From a technological standpoint, the framework-based transaction architecture introduced by EIP-8141 is quite clever. The idea is this: each transaction will no longer be a single step, but a sequence of interconnected frames. These frames can verify signatures, pay gas fees with different tokens, and even provide transaction sponsorship. As Buterin said, they’ve been working on this since 2016—and now they’ve finally arrived at a design that can actually be implemented.
Why is this important? Because the user experience will change fundamentally. Right now, using Ethereum requires specialized wallets and external intermediaries. With account abstraction, this dependency will be reduced. Multi-signature wallets, quantum-resistant security models, and even keys that can change over time—all of these will become possible. In line with Ethereum’s Sifrepunk philosophy, even if off-chain infrastructure fails, users will still be able to transact.
The privacy dimension is also interesting. If the model becomes widespread, privacy-focused protocols may depend less on the public mempool. This could make privacy tools far more practical for everyday users.
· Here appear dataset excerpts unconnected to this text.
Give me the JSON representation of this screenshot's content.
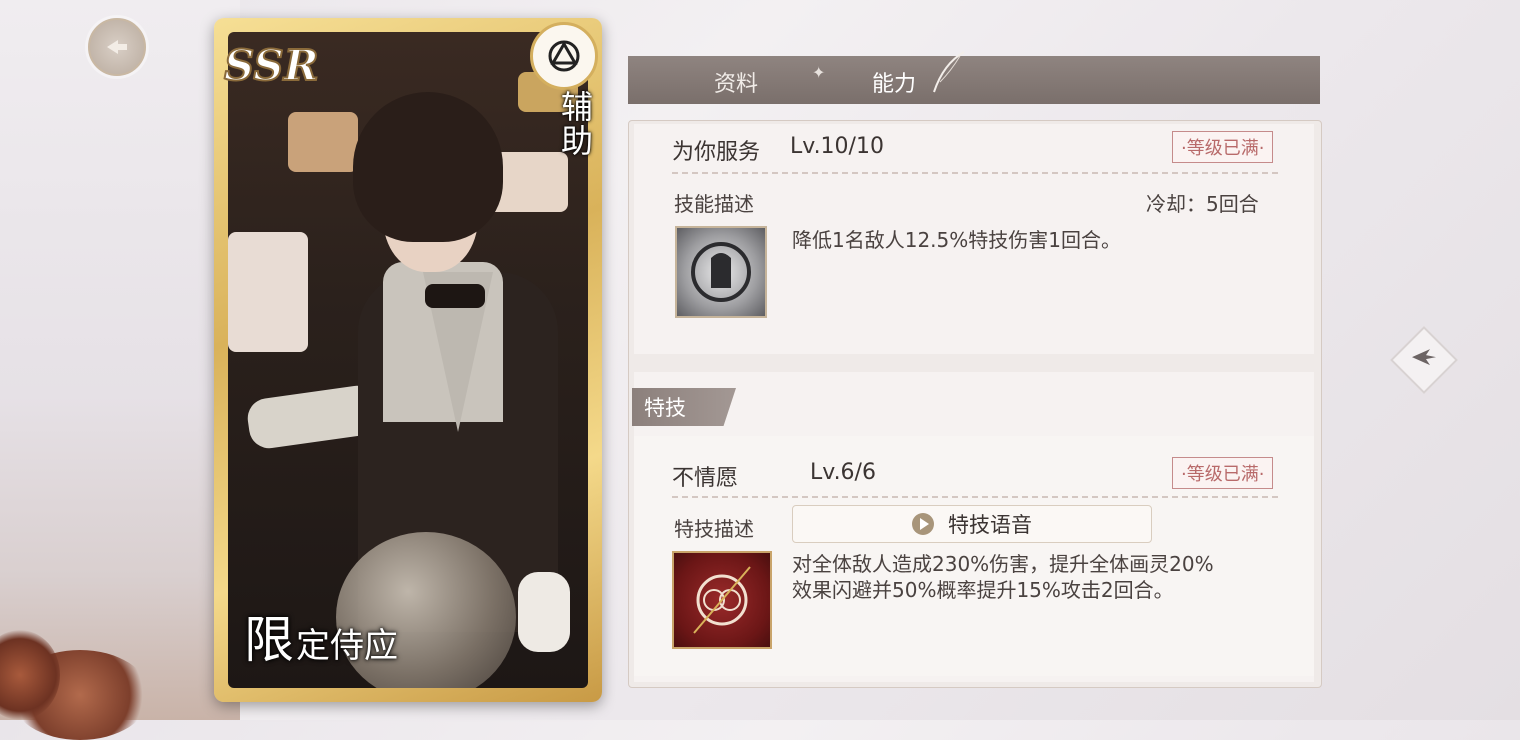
{
  "card": {
    "rarity": "SSR",
    "role": "辅助",
    "name_first": "限",
    "name_rest": "定侍应",
    "role_icon": "triangle-circle-icon"
  },
  "tabs": [
    {
      "label": "资料"
    },
    {
      "label": "能力"
    }
  ],
  "skill": {
    "name": "为你服务",
    "level": "Lv.10/10",
    "badge": "·等级已满·",
    "desc_label": "技能描述",
    "cooldown": "冷却：5回合",
    "description": "降低1名敌人12.5%特技伤害1回合。"
  },
  "special": {
    "section": "特技",
    "name": "不情愿",
    "level": "Lv.6/6",
    "badge": "·等级已满·",
    "desc_label": "特技描述",
    "voice_button": "特技语音",
    "description_line1": "对全体敌人造成230%伤害，提升全体画灵20%",
    "description_line2": "效果闪避并50%概率提升15%攻击2回合。"
  },
  "colors": {
    "tabbar": "#7a6f6b",
    "badge": "#b86a6a",
    "card_frame": "#d9b25a"
  }
}
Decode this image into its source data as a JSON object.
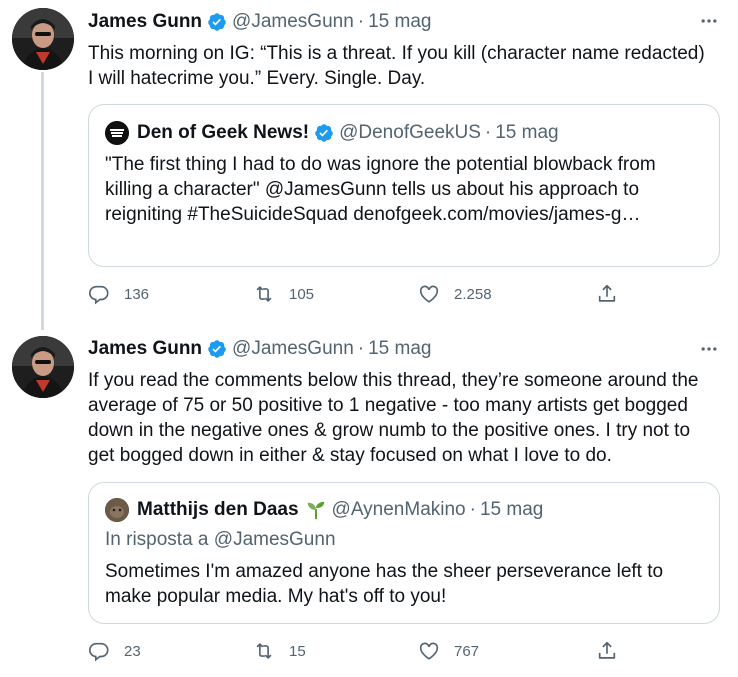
{
  "tweets": [
    {
      "author": "James Gunn",
      "handle": "@JamesGunn",
      "separator": "·",
      "date": "15 mag",
      "text": "This morning on IG: “This is a threat. If you kill (character name redacted) I will hatecrime you.” Every. Single. Day.",
      "quote": {
        "author": "Den of Geek News!",
        "handle": "@DenofGeekUS",
        "date": "15 mag",
        "text": "\"The first thing I had to do was ignore the potential blowback from killing a character\" @JamesGunn tells us about his approach to reigniting #TheSuicideSquad denofgeek.com/movies/james-g…"
      },
      "stats": {
        "replies": "136",
        "retweets": "105",
        "likes": "2.258"
      }
    },
    {
      "author": "James Gunn",
      "handle": "@JamesGunn",
      "separator": "·",
      "date": "15 mag",
      "text": "If you read the comments below this thread, they’re someone around the average of 75 or 50 positive to 1 negative - too many artists get bogged down in the negative ones & grow numb to the positive ones. I try not to get bogged down in either & stay focused on what I love to do.",
      "quote": {
        "author": "Matthijs den Daas",
        "handle": "@AynenMakino",
        "date": "15 mag",
        "reply_to": "In risposta a @JamesGunn",
        "text": "Sometimes I'm amazed anyone has the sheer perseverance left to make popular media. My hat's off to you!"
      },
      "stats": {
        "replies": "23",
        "retweets": "15",
        "likes": "767"
      }
    }
  ],
  "icons": {
    "verified": "verified-badge-icon",
    "more": "more-options-icon",
    "reply": "reply-icon",
    "retweet": "retweet-icon",
    "like": "heart-icon",
    "share": "share-icon",
    "sprout": "sprout-emoji-icon"
  },
  "colors": {
    "verified": "#1d9bf0",
    "secondary_text": "#536471",
    "border": "#cfd9de",
    "sprout": "#5aa02c"
  }
}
Buterin has also laid out a roadmap for quantum resistance. There are four critical areas: validator signatures, data storage, user account signatures, and zero-knowledge proofs. As computer capabilities evolve, preparing for post-quantum cryptography seems unavoidable.
According to Strawmap’s predictions, local account abstraction is expected to be introduced in the second half of 2026. Since we’re currently in April 2026, that’s quite close. In the same timeframe, scaling improvements are also coming—shorter slot times and faster finality. This will significantly increase Ethereum’s speed and efficiency.
Technically, it may seem complex, but the practical outcomes are simple: wallets will be more flexible, transactions will be cheaper and faster, and privacy will be better protected. For developers and users alike, this will be a rapid transformation—like a flash sequence. The ecosystem is closely watching, and these milestones signal the beginning of the shift from theory to practice. This is truly an important step on Ethereum’s development path.